3. Gradient Descent (Basic)
3. Gradient Descent (Basic)
Created: August 4, 2021 10:05 AM
Reviewed: No
- Differentiation
$$f'(x) = \lim\limits_{h\to0} {f(x+h)-f(x)\over h}$$
Numpy: sympy.diff
import sympy as sym
from sympy.abc import x
sym.diff(sym.poly(x**2 + 2*x + 3), x) # Differenciate by x
Poly(2*x + 2, x, domain = 'zz')
- Gradient ascent
$$x' = x+f'(x)$$
1) f'(x) < 0
x' = x + f'(x) < x
2) f'(x) > 0
x' = x + f'(x) > x
x' moves in the direction where f(x) increases.

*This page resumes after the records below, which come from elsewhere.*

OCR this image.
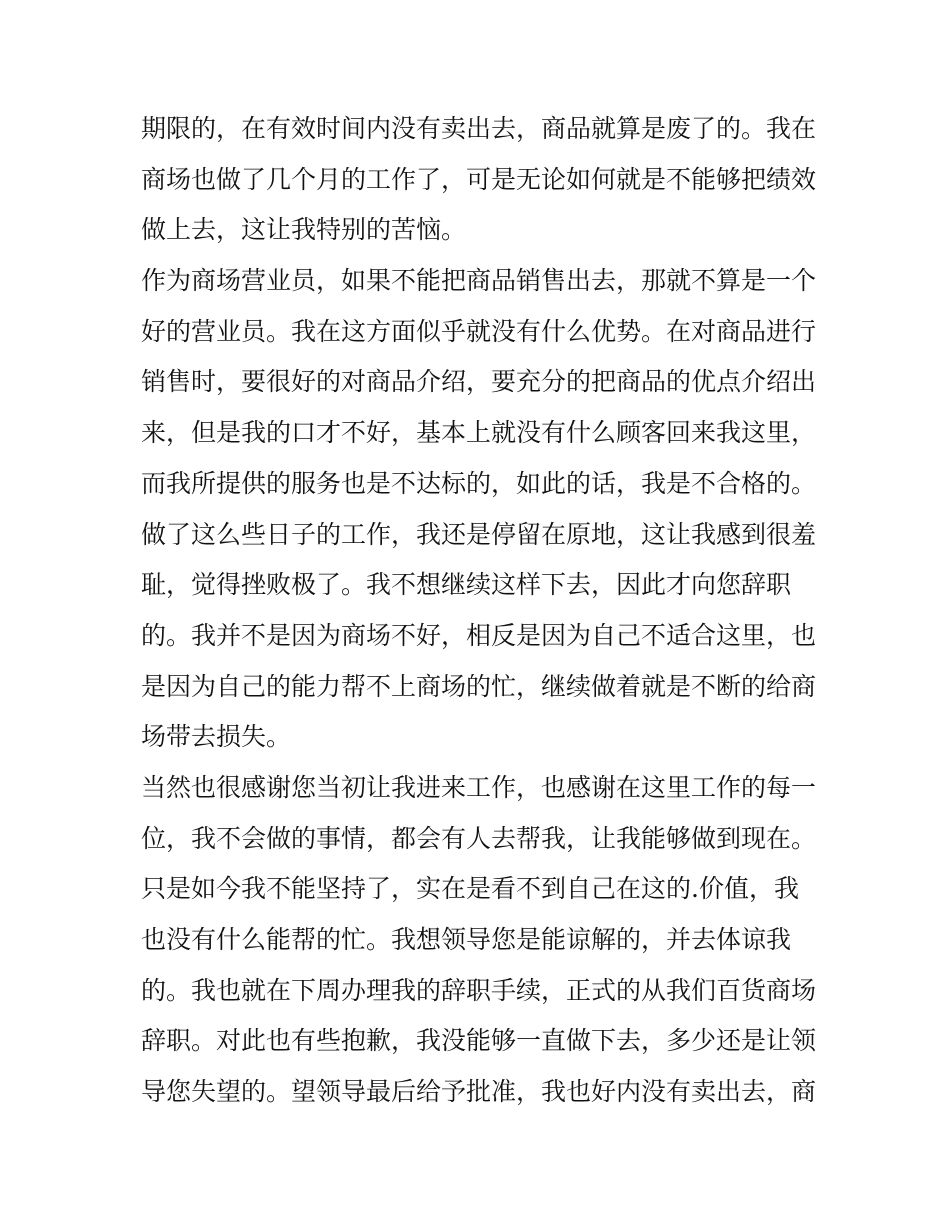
期限的，在有效时间内没有卖出去，商品就算是废了的。我在
商场也做了几个月的工作了，可是无论如何就是不能够把绩效
做上去，这让我特别的苦恼。
作为商场营业员，如果不能把商品销售出去，那就不算是一个
好的营业员。我在这方面似乎就没有什么优势。在对商品进行
销售时，要很好的对商品介绍，要充分的把商品的优点介绍出
来，但是我的口才不好，基本上就没有什么顾客回来我这里，
而我所提供的服务也是不达标的，如此的话，我是不合格的。
做了这么些日子的工作，我还是停留在原地，这让我感到很羞
耻，觉得挫败极了。我不想继续这样下去，因此才向您辞职
的。我并不是因为商场不好，相反是因为自己不适合这里，也
是因为自己的能力帮不上商场的忙，继续做着就是不断的给商
场带去损失。
当然也很感谢您当初让我进来工作，也感谢在这里工作的每一
位，我不会做的事情，都会有人去帮我，让我能够做到现在。
只是如今我不能坚持了，实在是看不到自己在这的.价值，我
也没有什么能帮的忙。我想领导您是能谅解的，并去体谅我
的。我也就在下周办理我的辞职手续，正式的从我们百货商场
辞职。对此也有些抱歉，我没能够一直做下去，多少还是让领
导您失望的。望领导最后给予批准，我也好内没有卖出去，商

- This does not guarantee that f(x') > f(x).
→ Gradient ascent is used to find the local maximum.
- Gradient descent
$$x' = x-f'(x)$$
1) f'(x) < 0
x' = x - f'(x) > x
2) f'(x) > 0
x' = x - f'(x) < x
x' moves in the direction where f(x) decreases.
- This does not guarantee that f(x') < f(x).
→ Gradient descent is used to find the local minimum.
- Learning rate
$$x' = x \pm \lambda f'(x)$$
$\lambda$ is learning rate.
- Partial derivative
$${\partial \over \partial_{x_i}}f(\bold x) = \lim\limits_{h\to0} {f(\bold x +h \bold e_i)-f(\bold x)\over h}$$
$$\bold e_1 = [1, 0,0,0,..., 0, 0, 0, ... , 0]$$
$$\bold e_i = [0, 0,0,0,..., 1, 0, 0, ... , 0] $$
$$\bold e_d = [0, 0,0,0,..., 0, 0, 0, ... , 1] $$
- Gradient vector
$$\nabla f = ({\partial \over \partial_{x_1}}f, {\partial \over \partial_{x_2}}f, ..., {\partial \over \partial_{x_i}}f, ..., {\partial \over \partial_{x_d}}f) $$
- $\nabla$ is nabla
Use $\nabla f$ instead of $f'(x)$ to update $\bold x = (x_1,..., x_d)$ at the same time.
$-\nabla f$ is the fastest decreasing direction.